From Our Own Correspondent on KTTZ-HD2

Insight, wit and analysis as BBC correspondents, journalists and writers take a closer look at the stories behind the headlines.


  • Saturday, January 13, 2018 5:48am
    Why it's far too early to write Silvio Berlusconi's political obituary. Kate Adie introduces stories from correspondents around the world. With a general election in March, James Reynolds finds some familiar faces on the campaign trail in Italy but will the grey men triumph? In Tanzania, it's idle machines and empty buildings that greet Helen Grady as 'mitumba' or cheap, imported, second-hand clothes are destroying the local textile industry. Auliya Atrafi is in northeastern Afghanistan in a village where few working-age men remain - many are now in prison in Iran sentenced to death for smuggling drugs. Jannat Jalil ponders presidential gifts, Franco-Chinese relations, and horse-diplomacy.

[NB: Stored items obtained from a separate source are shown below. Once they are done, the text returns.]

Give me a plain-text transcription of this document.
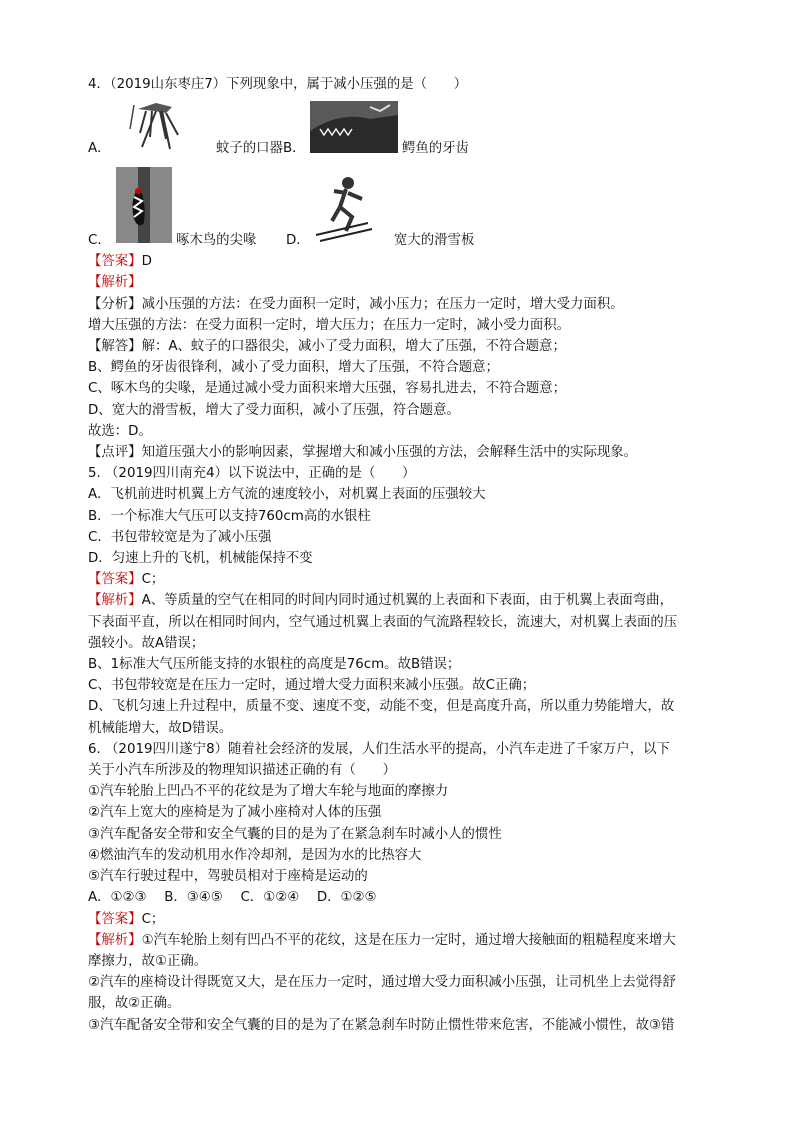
4．（2019山东枣庄7）下列现象中，属于减小压强的是（　　）
A．	蚊子的口器B．	鳄鱼的牙齿
C．	啄木鸟的尖喙 D．	宽大的滑雪板
【答案】D
【解析】
【分析】减小压强的方法：在受力面积一定时，减小压力；在压力一定时，增大受力面积。
增大压强的方法：在受力面积一定时，增大压力；在压力一定时，减小受力面积。
【解答】解：A、蚊子的口器很尖，减小了受力面积，增大了压强，不符合题意；
B、鳄鱼的牙齿很锋利，减小了受力面积，增大了压强，不符合题意；
C、啄木鸟的尖喙，是通过减小受力面积来增大压强，容易扎进去，不符合题意；
D、宽大的滑雪板，增大了受力面积，减小了压强，符合题意。
故选：D。
【点评】知道压强大小的影响因素，掌握增大和减小压强的方法，会解释生活中的实际现象。
5. （2019四川南充4）以下说法中，正确的是（　　）
A．飞机前进时机翼上方气流的速度较小，对机翼上表面的压强较大
B．一个标准大气压可以支持760cm高的水银柱
C．书包带较宽是为了减小压强
D．匀速上升的飞机，机械能保持不变
【答案】C；
【解析】A、等质量的空气在相同的时间内同时通过机翼的上表面和下表面，由于机翼上表面弯曲，
下表面平直，所以在相同时间内，空气通过机翼上表面的气流路程较长，流速大，对机翼上表面的压
强较小。故A错误；
B、1标准大气压所能支持的水银柱的高度是76cm。故B错误；
C、书包带较宽是在压力一定时，通过增大受力面积来减小压强。故C正确；
D、飞机匀速上升过程中，质量不变、速度不变，动能不变，但是高度升高，所以重力势能增大，故
机械能增大，故D错误。
6. （2019四川遂宁8）随着社会经济的发展，人们生活水平的提高，小汽车走进了千家万户，以下
关于小汽车所涉及的物理知识描述正确的有（　　）
①汽车轮胎上凹凸不平的花纹是为了增大车轮与地面的摩擦力
②汽车上宽大的座椅是为了减小座椅对人体的压强
③汽车配备安全带和安全气囊的目的是为了在紧急刹车时减小人的惯性
④燃油汽车的发动机用水作冷却剂，是因为水的比热容大
⑤汽车行驶过程中，驾驶员相对于座椅是运动的
A．①②③　 B．③④⑤　 C．①②④　 D．①②⑤
【答案】C；
【解析】①汽车轮胎上刻有凹凸不平的花纹，这是在压力一定时，通过增大接触面的粗糙程度来增大
摩擦力，故①正确。
②汽车的座椅设计得既宽又大，是在压力一定时，通过增大受力面积减小压强，让司机坐上去觉得舒
服，故②正确。
③汽车配备安全带和安全气囊的目的是为了在紧急刹车时防止惯性带来危害，不能减小惯性，故③错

And Lindsay Johns returns to Martinique to mark the death of a woman he once called mom.
  • Thursday, January 11, 2018 6:59am
    Lucy Ash finds that morale is low amongst Ukrainian troops in the east of the country as they endure another winter at war and the frozen conflict rumbles on. John Sudworth assesses rural poverty in China from the dizzying heights of a village accessible only by climbing half a mile of ladders. Recent protests prompt Rana Rahimpour to reflect on previous rounds of unrest in Iran, and how parents are once again worrying if their children will return home. Sara Wheeler soaks up the scenery in the north of Vietnam and marvels at the foot rowers of Tam Coc. And Jeremy Grange finds that memories of the slave trade are still very much alive in Tanzania.
  • Saturday, December 30, 2017 7:28am
    The migrants clinging to hope, NATO military manoeuvres and a jungle prince. Kate Adie introduces some memorable moments correspondents have shared on the programme in 2017. Benjamin Zand encounters 'lies, lies and yet more lies" as he follows the treacherous migrant route that hundreds of thousands of people have followed in the hope of reaching Europe from Africa. Shaimaa Khalil recalls growing up in Egypt and her first experience of sexual harassment aged 11 #metoo. Emily Unia watches a NATO display of military might in Romania, but can't escape noticing that some members of the press pack don't seem to be taking it seriously. Tim Whewell tries to talk his way into Abkhazia - a country which most of the world refuses to recognise. And Justin Rowlatt has the tale of the lonely death of an Indian prince reduced to living in abject poverty in a hunting lodge in a forest in Delhi. Producer: Joe Kent.
  • Sunday, December 24, 2017 8:00am
    In a festive edition for Christmas Eve, Mishal Husain presents pieces by: Ian McMillan on the special pleasures of Christmas Eve; Sarah Oliver on advice for those daunted by the seasonal food extravaganza; Padraig O Tuama on what happened when Bethlehem came to Belfast; Datshiane Navanayagam on the make-or-break power of customer service departments at this time of year; and Jonnie Bayfield on how he fared in devising out-of-the-ordinary gift options.
  • Saturday, December 23, 2017 6:00am
    Killing time on election day in Catalonia and the bitter experience of applying for a visa. Correspondents share their stories, insights, and complaints. Introduced by Kate Adie. Reporting restrictions on polling day prompt Kevin Connolly to explore Barcelona and take a bit of a gamble. Yolande Knell tries to ignore the tempting local delicacies in Jerusalem and sample public opinion instead. Linda Pressly meets the people hoping the river the Pilcomayo will once again flow through the Chaco – one of the most arid and unforgiving regions of South America situated along the border between Paraguay and Argentina. Chris Bowlby remembers New Year’s Eve 1992 and the moment when Czechoslovakia became the Czech Republic, and Slovakia. And of the many challenges that foreign reporting presents, the one Colin Freeman dreads most is applying for a visa.